The method only supports a subset of SVG elements (paths, basic shape elements), lacks compatibility with advanced features such as <text>, <filter>, and <gradient>.
The MLP-style token initialization depends heavily on description text quality, which might yield imprecise embeddings for edge-case SVG features.
Lacks fine-grained evaluation from professional human designers, as standard metrics like FID and CLIPScore do not fully capture actual design quality.

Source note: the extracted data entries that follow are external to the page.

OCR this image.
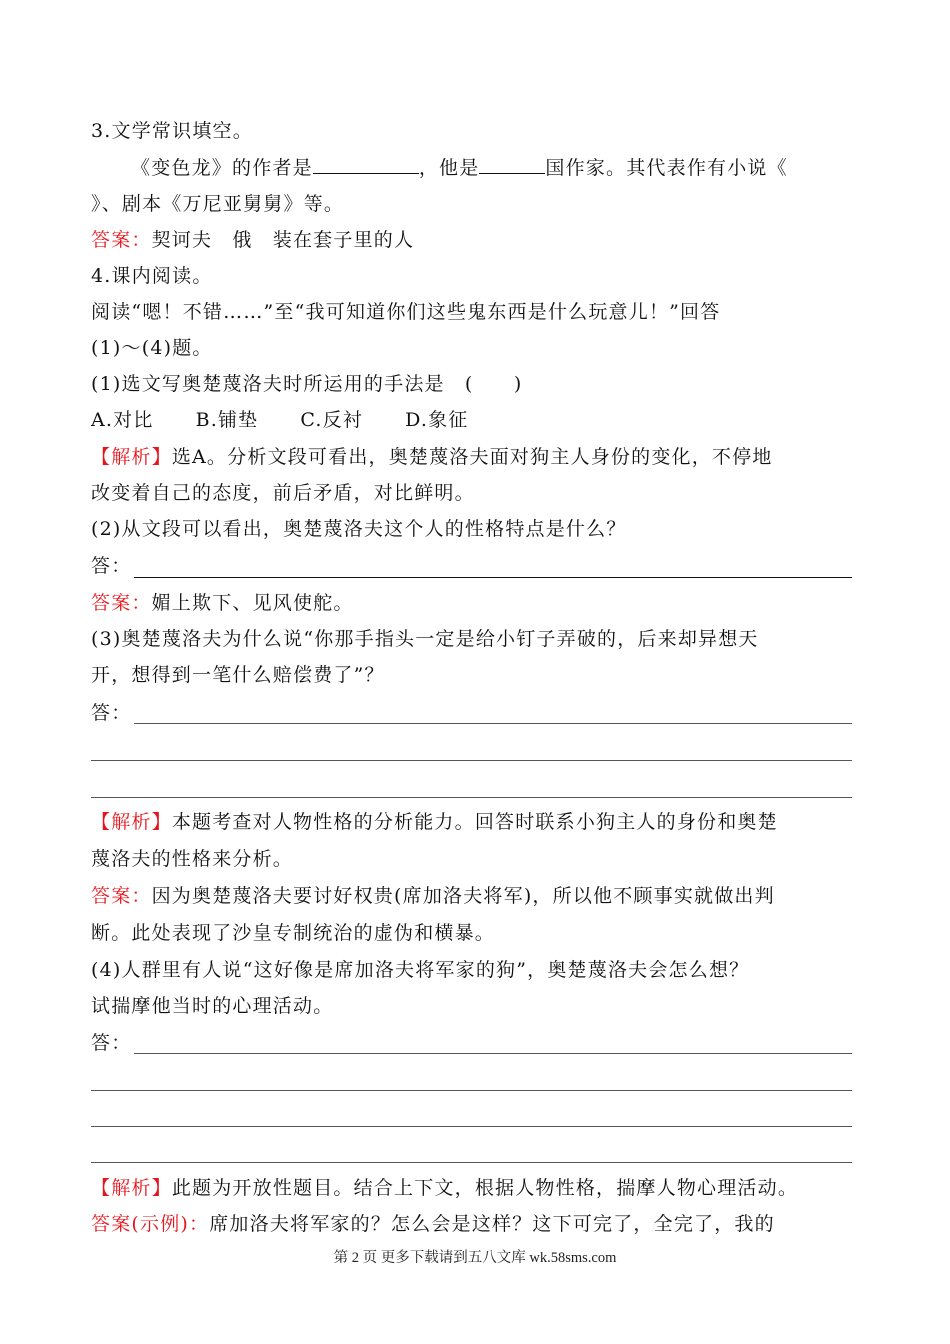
3.文学常识填空。
《变色龙》的作者是	，他是	国作家。其代表作有小说《
》、剧本《万尼亚舅舅》等。
答案：契诃夫　俄　装在套子里的人
4.课内阅读。
阅读“嗯！不错……”至“我可知道你们这些鬼东西是什么玩意儿！”回答
(1)～(4)题。
(1)选文写奥楚蔑洛夫时所运用的手法是　(　　)
A.对比 B.铺垫 C.反衬 D.象征
【解析】选A。分析文段可看出，奥楚蔑洛夫面对狗主人身份的变化，不停地
改变着自己的态度，前后矛盾，对比鲜明。
(2)从文段可以看出，奥楚蔑洛夫这个人的性格特点是什么？
答：
答案：媚上欺下、见风使舵。
(3)奥楚蔑洛夫为什么说“你那手指头一定是给小钉子弄破的，后来却异想天
开，想得到一笔什么赔偿费了”？
答：
【解析】本题考查对人物性格的分析能力。回答时联系小狗主人的身份和奥楚
蔑洛夫的性格来分析。
答案：因为奥楚蔑洛夫要讨好权贵(席加洛夫将军)，所以他不顾事实就做出判
断。此处表现了沙皇专制统治的虚伪和横暴。
(4)人群里有人说“这好像是席加洛夫将军家的狗”，奥楚蔑洛夫会怎么想？
试揣摩他当时的心理活动。
答：
【解析】此题为开放性题目。结合上下文，根据人物性格，揣摩人物心理活动。
答案(示例)：席加洛夫将军家的？怎么会是这样？这下可完了，全完了，我的
第 2 页 更多下载请到五八文库 wk.58sms.com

vs SVGDreamer: The optimization-based SOTA achieves 72.68 FID but requires 44 minutes for generation, whereas LLM4SVG scores 64.11 FID in just 18 seconds.
vs StrokeNUWA: The first SVG generation method utilizing token sequences reports an FID of 92.31 and lacks semantic understanding capabilities. In contrast, the semantic tokens in LLM4SVG offer more precise representations.
vs Claude-3.5: The top performer among proprietary commercial LLMs displays an FID of 82.89 and a CLIPScore of 0.3083. LLM4SVG surpasses this with only 1.5B parameters.

Rating¶

Novelty: ⭐⭐⭐⭐ The semantics token design is simple yet effective, and the data engineering effort contributes significantly.
Experimental Thoroughness: ⭐⭐⭐⭐⭐ Conducts comprehensive comparisons with 12 SVG methods and 9 LLMs.
Writing Quality: ⭐⭐⭐⭐ Abundant in figures and charts, though the text tends to be verbose.
Value: ⭐⭐⭐⭐⭐ Extremely high community value thanks to the open-sourced dataset and framework.